O julgamento presidido pela juíza de Direito Liliane Pegoraro Bilharva, titular da 1ª Vara Criminal de Vilhena, teve início às 9h desta quinta-feira, 15/9. O plenário do fórum permaneceu lotado durante todo o julgamento, que seguiu até o meio da tarde. Antes do início do júri, uma enorme fila foi formada para o acompanhamento do julgamento. Após o sorteio dos jurados, Vânia Basílio foi interrogada no plenário do Fórum Leal Fagundes. Ela confessou, parcialmente, o crime, embora tenha dito não saber dar detalhes sobre o ocorrido em 30 de dezembro de 2015 e apresentou versão diferente do que havia dito na delegacia e a na instrução do processo. Desta vez, a ré atribuiu a atitude brutal aos ciúmes.
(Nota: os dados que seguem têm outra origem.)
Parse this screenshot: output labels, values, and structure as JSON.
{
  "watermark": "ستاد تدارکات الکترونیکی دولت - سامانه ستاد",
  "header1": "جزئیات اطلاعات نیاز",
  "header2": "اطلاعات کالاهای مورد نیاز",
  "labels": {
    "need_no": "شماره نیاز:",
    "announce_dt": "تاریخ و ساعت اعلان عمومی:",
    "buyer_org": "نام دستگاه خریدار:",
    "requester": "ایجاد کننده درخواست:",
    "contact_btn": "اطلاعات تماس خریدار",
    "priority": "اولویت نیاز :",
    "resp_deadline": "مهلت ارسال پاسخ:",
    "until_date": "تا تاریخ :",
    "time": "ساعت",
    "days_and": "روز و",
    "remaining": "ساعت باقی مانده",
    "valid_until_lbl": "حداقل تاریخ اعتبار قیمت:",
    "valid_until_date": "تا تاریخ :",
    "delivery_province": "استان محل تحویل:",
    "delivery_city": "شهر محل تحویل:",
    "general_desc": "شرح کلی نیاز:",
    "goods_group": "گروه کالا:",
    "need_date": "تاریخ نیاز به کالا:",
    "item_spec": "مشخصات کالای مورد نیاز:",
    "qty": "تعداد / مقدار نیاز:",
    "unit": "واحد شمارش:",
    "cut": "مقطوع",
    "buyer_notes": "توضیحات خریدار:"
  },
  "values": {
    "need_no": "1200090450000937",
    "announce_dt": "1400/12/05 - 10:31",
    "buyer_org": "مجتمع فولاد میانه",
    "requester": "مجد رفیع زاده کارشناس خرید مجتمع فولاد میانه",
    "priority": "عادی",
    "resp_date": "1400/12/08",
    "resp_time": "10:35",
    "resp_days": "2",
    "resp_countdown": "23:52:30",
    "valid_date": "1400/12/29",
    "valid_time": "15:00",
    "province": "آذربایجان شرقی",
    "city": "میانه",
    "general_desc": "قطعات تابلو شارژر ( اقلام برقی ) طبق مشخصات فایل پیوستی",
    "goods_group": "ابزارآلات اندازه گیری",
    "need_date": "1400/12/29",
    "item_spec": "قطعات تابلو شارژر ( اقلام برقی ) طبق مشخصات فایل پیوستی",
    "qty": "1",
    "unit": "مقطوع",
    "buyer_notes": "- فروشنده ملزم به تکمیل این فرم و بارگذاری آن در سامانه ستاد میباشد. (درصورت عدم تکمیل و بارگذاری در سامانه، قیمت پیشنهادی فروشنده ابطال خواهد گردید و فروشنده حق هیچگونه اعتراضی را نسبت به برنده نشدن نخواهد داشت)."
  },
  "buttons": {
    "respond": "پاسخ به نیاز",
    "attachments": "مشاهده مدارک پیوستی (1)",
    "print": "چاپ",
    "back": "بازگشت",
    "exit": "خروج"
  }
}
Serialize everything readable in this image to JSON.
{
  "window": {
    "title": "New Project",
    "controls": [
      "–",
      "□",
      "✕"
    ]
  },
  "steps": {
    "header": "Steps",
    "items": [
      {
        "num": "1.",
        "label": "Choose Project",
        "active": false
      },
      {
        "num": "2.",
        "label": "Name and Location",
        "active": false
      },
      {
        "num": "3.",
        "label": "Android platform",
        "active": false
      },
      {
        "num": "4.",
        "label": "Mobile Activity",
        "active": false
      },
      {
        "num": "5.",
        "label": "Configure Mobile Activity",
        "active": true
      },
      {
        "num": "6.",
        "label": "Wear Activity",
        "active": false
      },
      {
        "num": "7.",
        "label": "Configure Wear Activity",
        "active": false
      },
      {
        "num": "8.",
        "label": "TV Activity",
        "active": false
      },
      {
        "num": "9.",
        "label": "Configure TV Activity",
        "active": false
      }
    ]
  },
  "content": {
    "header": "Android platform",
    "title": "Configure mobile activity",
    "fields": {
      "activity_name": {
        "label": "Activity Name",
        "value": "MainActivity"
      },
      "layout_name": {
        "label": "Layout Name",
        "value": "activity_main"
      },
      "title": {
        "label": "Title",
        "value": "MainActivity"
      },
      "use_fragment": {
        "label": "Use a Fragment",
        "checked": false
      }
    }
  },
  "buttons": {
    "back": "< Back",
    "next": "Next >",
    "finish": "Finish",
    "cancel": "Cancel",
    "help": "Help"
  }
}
De acordo com a denúncia, ela ligou várias vezes para Marcus Catanio, seu ex-namorado e, simulando um encontro sexual, foi até a casa do rapaz e se trancou com ele no quarto. Com os dois despidos, Vânia teria vendado os olhos do rapaz e desferido o primeiro golpe, profundo, no pescoço, com uma faca que estava escondida em sua bolsa. Foram mais de 10 golpes em várias partes do corpo.
Presa em flagrante, ela confessou o crime à polícia, embora não tenha especificado o motivo. Durante a instrução do processo, a defesa dela pediu que fosse realizada uma perícia médica e dois psiquiatras atestaram que ela sofre de um transtorno de personalidade antissocial, o que a torna semi-inimputável. Embora tivesse compreensão do ato, não sente culpa ou remorso nem consegue frear seus impulsos. O laudo médico reconheceu que ela coloca as outras pessoas da comunidade em risco devido a esse transtorno. Justamente essa constatação médica, da semi-inimputabilidade, foi o que fez com que a pena fosse reduzida em seis anos e meio com relação à reprimenda base fixada pela juíza, que poderia reduzir a sanção em um ou dois terços.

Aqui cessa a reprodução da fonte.